Литмир - Электронная Библиотека
A
A

Ещё до голливудской церемонии в Бюргенштоке разыгралась гораздо более серьёзная драма, сыгравшая свою роль в провале Одри. Её отношения с пресс-секретарём Генри Роджерсом прекратились через несколько месяцев после окончания съёмок «Моей прекрасной леди». В ссору оказался замешан её старый друг Юбер де Живанши. «Для Одри Живанши всегда был богом, — вспоминал Генри Роджерс. — Он создал её образ. Она ходила на все его дефиле. Её фотографировали в платьях из его коллекций. Он создал для неё духи “L’Interdit”. Но Одри не получила ни единого франка за рекламу Живанши. Более того, она покупала его духи по розничной цене! Это было нечестно. Мел Феррер, разделявший моё мнение, сказал мне: “Мне кажется, вам следует поговорить с Живанши, только обратитесь к его брату Клоду, он коммерческий директор”». Роджерс позвонил в модный дом, и, по его словам, Клод де Живанши в принципе согласился, что тесное сотрудничество кутюрье и кинозвезды, сложившееся за годы, должно получить финансовое вознаграждение. «Всё было улажено совершенно полюбовно», — утверждает Генри Роджерс. Но в дело вмешался Мел Феррер. Он не мог смириться с тем, что Одри предоставила своё имя и лицо Юберу де Живанши для рекламы его духов. По всему миру в престижных журналах «Вог», «Харперс базар», «Таун энд Кантри» красовался великолепный портрет Одри с гордой подписью, что духи «L’Interdit» были созданы исключительно для неё. Мел имел зуб на Живанши за то, что кутюрье выстроил целую империю, стоимостью в миллион долларов, использовав Одри — и не платя ничего взамен.

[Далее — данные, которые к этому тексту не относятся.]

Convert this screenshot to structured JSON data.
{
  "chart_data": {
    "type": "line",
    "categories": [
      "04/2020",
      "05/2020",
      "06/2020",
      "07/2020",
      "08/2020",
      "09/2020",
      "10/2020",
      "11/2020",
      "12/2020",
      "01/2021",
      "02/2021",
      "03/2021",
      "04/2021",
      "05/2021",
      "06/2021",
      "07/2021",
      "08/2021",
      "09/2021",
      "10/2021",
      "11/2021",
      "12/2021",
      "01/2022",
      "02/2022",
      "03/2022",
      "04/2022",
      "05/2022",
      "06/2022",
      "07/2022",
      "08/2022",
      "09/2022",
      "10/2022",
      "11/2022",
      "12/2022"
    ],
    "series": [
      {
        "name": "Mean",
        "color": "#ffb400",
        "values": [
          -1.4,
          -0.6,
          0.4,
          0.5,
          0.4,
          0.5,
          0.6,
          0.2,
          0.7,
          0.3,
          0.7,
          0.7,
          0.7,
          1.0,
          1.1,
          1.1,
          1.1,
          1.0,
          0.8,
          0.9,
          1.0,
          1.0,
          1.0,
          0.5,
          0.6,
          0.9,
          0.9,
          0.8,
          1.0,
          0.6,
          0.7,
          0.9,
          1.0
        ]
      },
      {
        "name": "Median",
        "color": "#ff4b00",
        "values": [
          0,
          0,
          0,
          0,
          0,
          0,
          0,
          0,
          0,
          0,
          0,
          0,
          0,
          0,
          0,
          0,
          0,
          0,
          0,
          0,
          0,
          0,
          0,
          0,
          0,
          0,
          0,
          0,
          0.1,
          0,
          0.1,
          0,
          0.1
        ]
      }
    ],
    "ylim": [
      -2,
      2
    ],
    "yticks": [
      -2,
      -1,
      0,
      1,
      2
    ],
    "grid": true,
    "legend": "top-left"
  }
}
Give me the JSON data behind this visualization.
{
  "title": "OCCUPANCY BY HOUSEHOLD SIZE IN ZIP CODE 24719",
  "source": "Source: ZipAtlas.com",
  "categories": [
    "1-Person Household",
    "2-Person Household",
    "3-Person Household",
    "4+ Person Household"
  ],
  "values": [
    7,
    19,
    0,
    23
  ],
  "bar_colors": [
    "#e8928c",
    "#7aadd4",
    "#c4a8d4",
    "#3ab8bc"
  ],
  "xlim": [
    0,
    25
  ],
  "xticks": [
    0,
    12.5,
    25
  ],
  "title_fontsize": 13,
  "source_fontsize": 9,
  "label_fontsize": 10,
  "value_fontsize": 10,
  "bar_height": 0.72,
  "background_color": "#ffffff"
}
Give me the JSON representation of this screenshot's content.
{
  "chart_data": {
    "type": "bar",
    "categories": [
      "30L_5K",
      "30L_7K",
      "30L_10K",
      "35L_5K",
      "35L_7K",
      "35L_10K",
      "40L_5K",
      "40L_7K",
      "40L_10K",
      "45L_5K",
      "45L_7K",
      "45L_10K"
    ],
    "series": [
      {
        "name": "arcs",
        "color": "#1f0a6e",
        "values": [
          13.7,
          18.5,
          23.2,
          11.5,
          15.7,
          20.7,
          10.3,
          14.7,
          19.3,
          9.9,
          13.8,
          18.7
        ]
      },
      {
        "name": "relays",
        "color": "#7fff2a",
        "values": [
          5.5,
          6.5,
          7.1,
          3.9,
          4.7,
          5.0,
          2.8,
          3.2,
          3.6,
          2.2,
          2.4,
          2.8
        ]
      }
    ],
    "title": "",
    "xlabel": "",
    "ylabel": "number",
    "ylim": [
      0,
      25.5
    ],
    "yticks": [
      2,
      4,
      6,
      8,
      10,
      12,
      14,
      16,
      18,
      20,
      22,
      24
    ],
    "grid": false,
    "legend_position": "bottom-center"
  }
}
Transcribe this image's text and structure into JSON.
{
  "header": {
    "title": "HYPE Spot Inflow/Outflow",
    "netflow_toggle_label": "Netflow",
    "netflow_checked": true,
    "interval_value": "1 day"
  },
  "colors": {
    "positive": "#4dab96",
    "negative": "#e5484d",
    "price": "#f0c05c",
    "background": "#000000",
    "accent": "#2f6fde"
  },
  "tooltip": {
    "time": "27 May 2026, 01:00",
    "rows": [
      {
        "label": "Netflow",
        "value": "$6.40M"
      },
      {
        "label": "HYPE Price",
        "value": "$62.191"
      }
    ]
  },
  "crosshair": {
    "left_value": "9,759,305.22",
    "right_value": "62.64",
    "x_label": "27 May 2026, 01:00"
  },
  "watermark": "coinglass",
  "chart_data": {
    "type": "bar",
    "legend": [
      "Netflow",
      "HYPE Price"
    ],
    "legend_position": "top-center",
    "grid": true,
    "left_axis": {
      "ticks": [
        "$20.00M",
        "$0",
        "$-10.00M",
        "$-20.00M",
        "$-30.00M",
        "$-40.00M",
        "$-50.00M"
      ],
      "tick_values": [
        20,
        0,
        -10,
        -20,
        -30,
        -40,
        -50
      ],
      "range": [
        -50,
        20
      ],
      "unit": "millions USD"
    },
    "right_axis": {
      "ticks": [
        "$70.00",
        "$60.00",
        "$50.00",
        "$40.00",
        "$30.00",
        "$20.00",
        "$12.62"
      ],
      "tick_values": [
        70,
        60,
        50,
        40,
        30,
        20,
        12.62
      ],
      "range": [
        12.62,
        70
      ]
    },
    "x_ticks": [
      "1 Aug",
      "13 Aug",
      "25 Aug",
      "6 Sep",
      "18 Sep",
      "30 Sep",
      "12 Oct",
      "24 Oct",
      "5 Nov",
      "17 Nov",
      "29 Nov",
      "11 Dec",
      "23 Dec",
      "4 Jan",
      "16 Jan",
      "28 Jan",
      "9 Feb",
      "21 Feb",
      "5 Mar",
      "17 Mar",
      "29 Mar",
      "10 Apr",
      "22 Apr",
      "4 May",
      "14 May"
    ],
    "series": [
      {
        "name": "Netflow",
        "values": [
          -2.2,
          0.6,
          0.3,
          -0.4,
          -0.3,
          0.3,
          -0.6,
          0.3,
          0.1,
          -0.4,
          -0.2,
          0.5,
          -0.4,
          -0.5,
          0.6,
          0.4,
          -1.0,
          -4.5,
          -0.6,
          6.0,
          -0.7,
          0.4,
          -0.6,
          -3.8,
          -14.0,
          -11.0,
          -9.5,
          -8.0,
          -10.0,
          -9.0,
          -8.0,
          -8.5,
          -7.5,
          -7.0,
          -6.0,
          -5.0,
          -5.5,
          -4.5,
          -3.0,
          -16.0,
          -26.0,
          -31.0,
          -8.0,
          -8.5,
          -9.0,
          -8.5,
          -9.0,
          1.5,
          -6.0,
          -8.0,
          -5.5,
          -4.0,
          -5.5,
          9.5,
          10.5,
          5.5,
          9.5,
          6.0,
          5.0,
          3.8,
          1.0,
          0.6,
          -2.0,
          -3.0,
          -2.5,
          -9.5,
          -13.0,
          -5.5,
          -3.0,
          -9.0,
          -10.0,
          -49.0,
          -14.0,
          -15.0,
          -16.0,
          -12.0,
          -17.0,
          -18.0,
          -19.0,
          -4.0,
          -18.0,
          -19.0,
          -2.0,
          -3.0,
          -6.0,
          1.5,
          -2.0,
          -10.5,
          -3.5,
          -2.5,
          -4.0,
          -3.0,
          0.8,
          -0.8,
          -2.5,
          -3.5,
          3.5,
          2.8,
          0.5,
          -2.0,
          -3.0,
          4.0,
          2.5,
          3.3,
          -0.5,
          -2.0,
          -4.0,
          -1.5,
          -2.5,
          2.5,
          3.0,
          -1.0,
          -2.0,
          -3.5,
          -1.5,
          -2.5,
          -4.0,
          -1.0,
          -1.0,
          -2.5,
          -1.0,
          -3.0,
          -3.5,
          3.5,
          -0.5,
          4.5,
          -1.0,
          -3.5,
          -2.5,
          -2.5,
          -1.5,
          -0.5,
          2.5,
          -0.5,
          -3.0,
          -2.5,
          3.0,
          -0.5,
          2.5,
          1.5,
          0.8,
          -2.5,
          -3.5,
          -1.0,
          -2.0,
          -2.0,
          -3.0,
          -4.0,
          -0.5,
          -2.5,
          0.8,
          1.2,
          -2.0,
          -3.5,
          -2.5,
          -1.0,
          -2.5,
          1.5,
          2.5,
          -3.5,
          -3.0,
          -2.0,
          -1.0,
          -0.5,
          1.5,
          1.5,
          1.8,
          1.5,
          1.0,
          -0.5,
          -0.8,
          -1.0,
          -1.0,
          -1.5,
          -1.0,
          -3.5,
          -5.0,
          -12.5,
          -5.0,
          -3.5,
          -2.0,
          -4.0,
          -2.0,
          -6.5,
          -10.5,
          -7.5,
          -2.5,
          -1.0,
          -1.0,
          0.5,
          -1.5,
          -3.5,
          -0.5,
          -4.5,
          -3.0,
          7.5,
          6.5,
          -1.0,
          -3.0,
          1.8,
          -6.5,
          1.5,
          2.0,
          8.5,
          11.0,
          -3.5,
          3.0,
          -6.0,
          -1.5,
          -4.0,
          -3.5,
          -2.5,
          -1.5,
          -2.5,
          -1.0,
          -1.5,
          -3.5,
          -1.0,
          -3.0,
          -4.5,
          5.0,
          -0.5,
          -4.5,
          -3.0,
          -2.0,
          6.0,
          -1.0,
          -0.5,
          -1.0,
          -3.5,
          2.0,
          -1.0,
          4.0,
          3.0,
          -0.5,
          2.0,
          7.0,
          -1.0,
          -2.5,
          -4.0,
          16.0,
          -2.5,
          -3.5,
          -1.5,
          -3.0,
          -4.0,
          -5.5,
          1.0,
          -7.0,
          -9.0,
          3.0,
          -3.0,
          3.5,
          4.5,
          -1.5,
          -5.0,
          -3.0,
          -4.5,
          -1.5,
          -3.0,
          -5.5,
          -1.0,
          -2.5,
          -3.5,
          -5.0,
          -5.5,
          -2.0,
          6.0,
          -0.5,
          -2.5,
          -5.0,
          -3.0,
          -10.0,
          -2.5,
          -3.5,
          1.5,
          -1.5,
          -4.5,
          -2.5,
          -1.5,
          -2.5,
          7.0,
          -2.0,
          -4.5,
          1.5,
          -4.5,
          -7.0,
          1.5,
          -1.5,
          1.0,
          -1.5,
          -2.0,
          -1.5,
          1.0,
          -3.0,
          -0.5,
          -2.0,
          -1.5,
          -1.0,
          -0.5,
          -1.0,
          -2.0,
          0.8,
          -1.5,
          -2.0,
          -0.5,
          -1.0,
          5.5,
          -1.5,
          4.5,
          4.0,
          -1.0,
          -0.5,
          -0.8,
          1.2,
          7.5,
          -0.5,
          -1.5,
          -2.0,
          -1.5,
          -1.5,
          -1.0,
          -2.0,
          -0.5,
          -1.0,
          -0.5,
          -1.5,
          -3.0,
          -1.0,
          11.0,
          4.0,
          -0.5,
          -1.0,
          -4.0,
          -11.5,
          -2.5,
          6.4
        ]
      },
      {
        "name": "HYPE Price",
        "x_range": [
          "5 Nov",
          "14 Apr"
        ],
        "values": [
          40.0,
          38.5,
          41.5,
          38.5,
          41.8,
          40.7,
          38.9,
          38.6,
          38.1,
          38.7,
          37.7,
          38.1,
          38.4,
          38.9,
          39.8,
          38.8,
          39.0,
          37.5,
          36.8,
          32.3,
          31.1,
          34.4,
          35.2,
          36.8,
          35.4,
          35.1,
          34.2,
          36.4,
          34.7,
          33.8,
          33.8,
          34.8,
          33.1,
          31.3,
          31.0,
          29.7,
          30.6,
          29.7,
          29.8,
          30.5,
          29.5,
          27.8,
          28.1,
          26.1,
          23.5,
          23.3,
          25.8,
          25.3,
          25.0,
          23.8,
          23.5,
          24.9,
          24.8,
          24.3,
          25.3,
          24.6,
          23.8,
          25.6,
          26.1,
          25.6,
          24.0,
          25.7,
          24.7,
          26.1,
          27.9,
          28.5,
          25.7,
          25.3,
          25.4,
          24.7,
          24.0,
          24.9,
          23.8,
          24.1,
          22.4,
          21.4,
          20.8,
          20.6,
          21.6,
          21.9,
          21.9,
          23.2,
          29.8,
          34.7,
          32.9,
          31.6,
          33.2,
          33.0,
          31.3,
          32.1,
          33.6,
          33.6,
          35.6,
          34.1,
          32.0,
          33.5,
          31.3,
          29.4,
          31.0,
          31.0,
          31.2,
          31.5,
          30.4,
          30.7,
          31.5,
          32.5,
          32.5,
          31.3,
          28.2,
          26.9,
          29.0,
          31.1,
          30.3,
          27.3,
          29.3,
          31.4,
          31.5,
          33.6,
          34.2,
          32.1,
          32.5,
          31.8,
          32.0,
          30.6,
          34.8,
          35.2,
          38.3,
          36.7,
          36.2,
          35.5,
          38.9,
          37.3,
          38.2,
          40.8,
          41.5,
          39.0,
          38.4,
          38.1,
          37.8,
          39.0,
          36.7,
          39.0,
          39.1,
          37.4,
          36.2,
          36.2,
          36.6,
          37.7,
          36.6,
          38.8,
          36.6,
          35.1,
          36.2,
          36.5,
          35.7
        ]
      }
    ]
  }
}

В это же время организаторы Каннского фестиваля попытались залучить к себе Одри на церемонию открытия в мае 1965 года. Генри Роджерс подал идею президенту фестиваля Роберу Фавру Лебре: не пригласить ли Одри в некоем особом качестве? Это был бы отличный рекламный ход. Фестиваль даже мог бы сделать эту идею традицией и прославлять мировой кинематограф в лице знаменитости, меняющейся каждый год. Генри Роджерс расстался с Робером Фавром Лебре в полной уверенности, что заинтересовал его своим предложением. «Я находился в полнейшем неведении, когда мне передали, что Одри просит меня приехать к ней как можно скорее. Я вылетел в Женеву и скоро был у неё в Бюргенштоке. Мы оказались наедине, что было довольно странно. Обычно при наших встречах всегда присутствовал Мел. Мы выпили по стаканчику, потом сели ужинать. Одри явно нервничала. Она расплакалась за столом. Я смутился и разволновался. Спросил её: “Одри, ради бога, что произошло?” Она подняла глаза, посмотрела на меня и воскликнула: “Как ты мог встать между мной и моим лучшим другом?” Живанши рассказал ей о моём посещении и о предложенном финансовом договоре. Я заметил Одри, что это было сделано с полного согласия Мела. Знала ли она об этом или нет, явно не имело для неё никакого значения. Близкие отношения — возможно, самые близкие, какие только связывали её с мужчиной, помимо мужа, — превратили в коммерческую сделку. “Как вы не понимаете, — говорила Одри со слезами на глазах, — мне ничего не нужно от Юбера. Мне не нужны его деньги. Это мой друг. Если я помогла ему начать производство духов, тем лучше. Так и должен поступать друг. Если бы кто-нибудь другой предложил мне миллион долларов за рекламу духов, я бы отказалась... но Юбер мой друг. Мне ничего не надо. Я даже хочу заходить в парфюмерный магазин и покупать свои духи в розницу”».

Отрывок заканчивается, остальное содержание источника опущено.